The popularization of "big data" algorithms and infrastructure have been particularly useful here. There has also been a rise in the number of interfaces into various infrastructure and operating system offerings. New solutions are plugging deeper into the computing environments, providing better visibility as well as the ability to eradicate attackers and their handiwork.

Given the current state of the industry and enterprise climate, when evaluating a potential investment in a security company, I look for a few key traits.

Key Traits

  1. Have the founders and team been in the space?
    There are so many unique requirements for reaching the customer, proving out the efficacy for a solution, and integrating with existing tools and processes. I require teams that have "been there and done that" before launching their new company. They know what it takes to be successful.
  1. For existing areas, is the technology 10x better than what is there?
    The cost of deployment, customization, and training is high for an already-busy cybersecurity staff. The solution must be incredibly compelling to warrant this work. A new entrant must either find 10x more issues, do so 10x more efficiently, or help resolve the issues 10x faster.
  1. Related, what is its potential "crying wolf" rating.
    One huge challenge with many new tools is that they cause a large number of alerts, each of which need to be examined by security teams. As the new products create "false positives", one of two things happen - either it takes a lot of precious time to find the real issues amidst them OR the security team starts ignoring them. Either case is bad and I try to carefully watch for the potential for this in my evaluations.

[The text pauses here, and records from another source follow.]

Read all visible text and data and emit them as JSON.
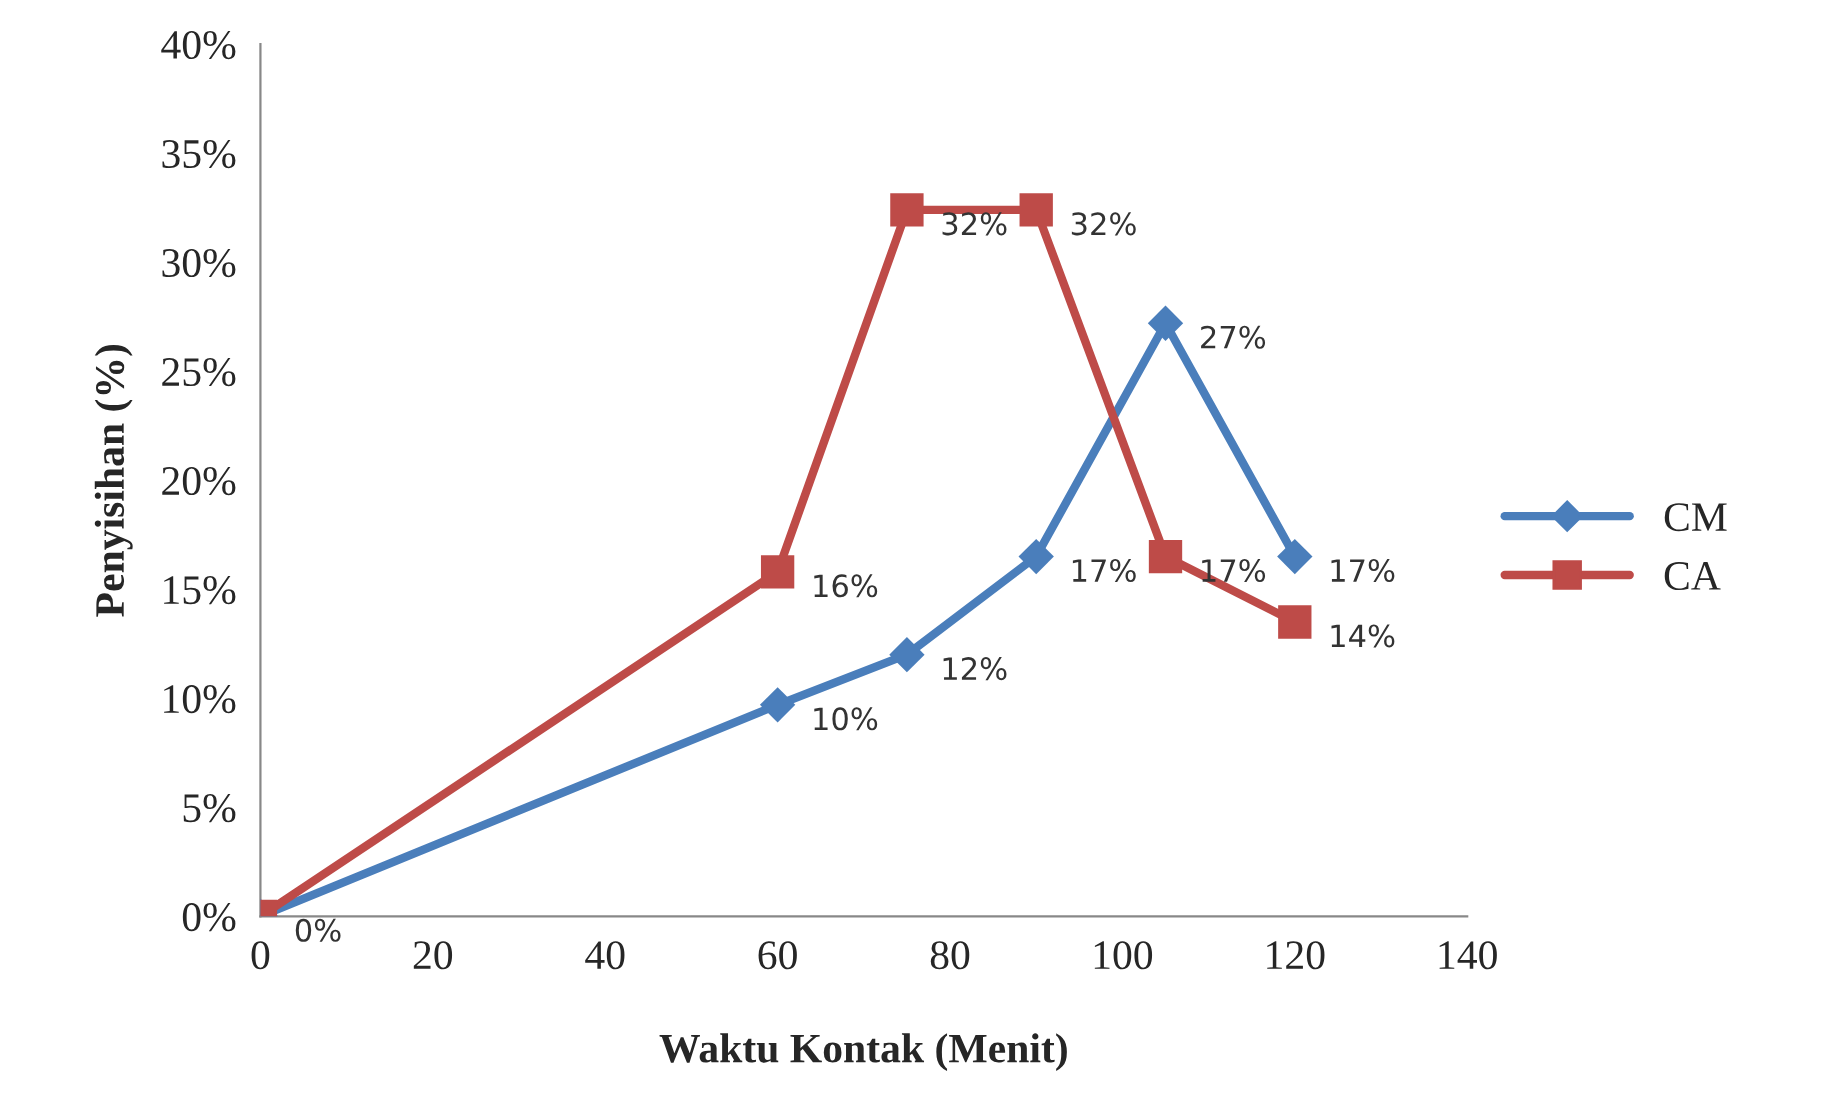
{
  "chart_data": {
    "type": "line",
    "xlabel": "Waktu Kontak (Menit)",
    "ylabel": "Penyisihan (%)",
    "x": [
      0,
      60,
      75,
      90,
      105,
      120
    ],
    "series": [
      {
        "name": "CM",
        "color": "#4a7ebb",
        "marker": "diamond",
        "values": [
          0,
          9.7,
          12,
          16.5,
          27.2,
          16.5
        ],
        "value_labels": [
          "0%",
          "10%",
          "12%",
          "17%",
          "27%",
          "17%"
        ]
      },
      {
        "name": "CA",
        "color": "#be4b48",
        "marker": "square",
        "values": [
          0,
          15.8,
          32.4,
          32.4,
          16.5,
          13.5
        ],
        "value_labels": [
          null,
          "16%",
          "32%",
          "32%",
          "17%",
          "14%"
        ]
      }
    ],
    "xlim": [
      0,
      140
    ],
    "xticks": [
      0,
      20,
      40,
      60,
      80,
      100,
      120,
      140
    ],
    "ylim": [
      0,
      40
    ],
    "yticks": [
      {
        "value": 0,
        "label": "0%"
      },
      {
        "value": 5,
        "label": "5%"
      },
      {
        "value": 10,
        "label": "10%"
      },
      {
        "value": 15,
        "label": "15%"
      },
      {
        "value": 20,
        "label": "20%"
      },
      {
        "value": 25,
        "label": "25%"
      },
      {
        "value": 30,
        "label": "30%"
      },
      {
        "value": 35,
        "label": "35%"
      },
      {
        "value": 40,
        "label": "40%"
      }
    ],
    "grid": false,
    "legend": "right",
    "line_style": "solid"
  }
}
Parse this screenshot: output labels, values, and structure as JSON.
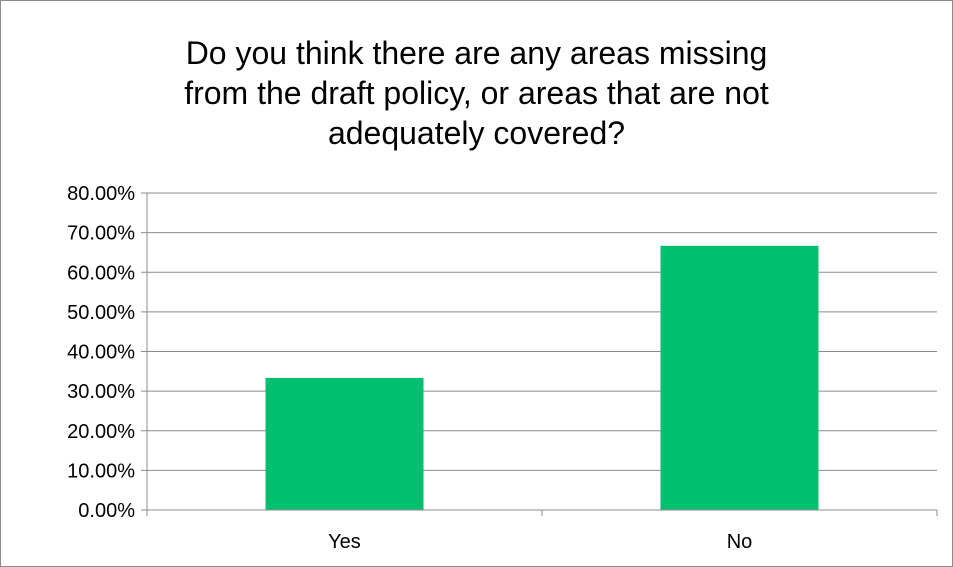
{
  "chart_data": {
    "type": "bar",
    "title_lines": [
      "Do you think there are any areas missing",
      "from the draft policy, or areas that are not",
      "adequately covered?"
    ],
    "categories": [
      "Yes",
      "No"
    ],
    "values": [
      0.3333,
      0.6667
    ],
    "ylim": [
      0,
      0.8
    ],
    "yticks": [
      0,
      0.1,
      0.2,
      0.3,
      0.4,
      0.5,
      0.6,
      0.7,
      0.8
    ],
    "ytick_labels": [
      "0.00%",
      "10.00%",
      "20.00%",
      "30.00%",
      "40.00%",
      "50.00%",
      "60.00%",
      "70.00%",
      "80.00%"
    ],
    "grid": true,
    "legend": "none",
    "bar_color": "#00bf6f"
  }
}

In a separate article I go a bit further and I talk more about how to handle increased needs for security without forgetting the need for speed. I think these are important concepts that need to be part of the ongoing conversation to keep developing security solutions that really matter.

Why we invested in Preempt

So, when I look at some of the security companies we have invested in, like Preempt, these were all very important factors.  What the Preempt team is doing with the Behavioral Firewall is making real change in the way organizations deal with and proactively preempt insider threats.

Preempt met the above criteria. They have a proven executive team who has showed great success at building companies and products that solve real customer problems.  They are applying very important concepts to their solution that tie directly into the challenges that organizations are struggling with today.

By providing speed in delivery, actionable results, improved productivity and quick time to value they’re hitting the right notes with customers from the start. Customers are improving the productivity of the security team because they have Preempt to respond to Insider Threats as they’re detected. That automated response can preempt the threat, as well as validate a real request or access attempt, rather than sending yet another alert for the security team to manually review. As a result there is a big reduction in false positives that security teams need to investigate and business continues without interruption. Customers see value in week one and continue to see value as they constantly find ways to reduce their attack surface and overall risk.

In Summary

So, in a very noisy cybersecurity environment, there are lots of really amazing companies doing great things to solve customer problems and help keep organizations more secure. The winners are going to be companies that stay focused on solving those important problems, have true integrity and surround themselves with incredible people. Over the next year, we’ll see fallout as some of these new startups get distracted and lose sight of the ongoing challenges and customer’s requirements.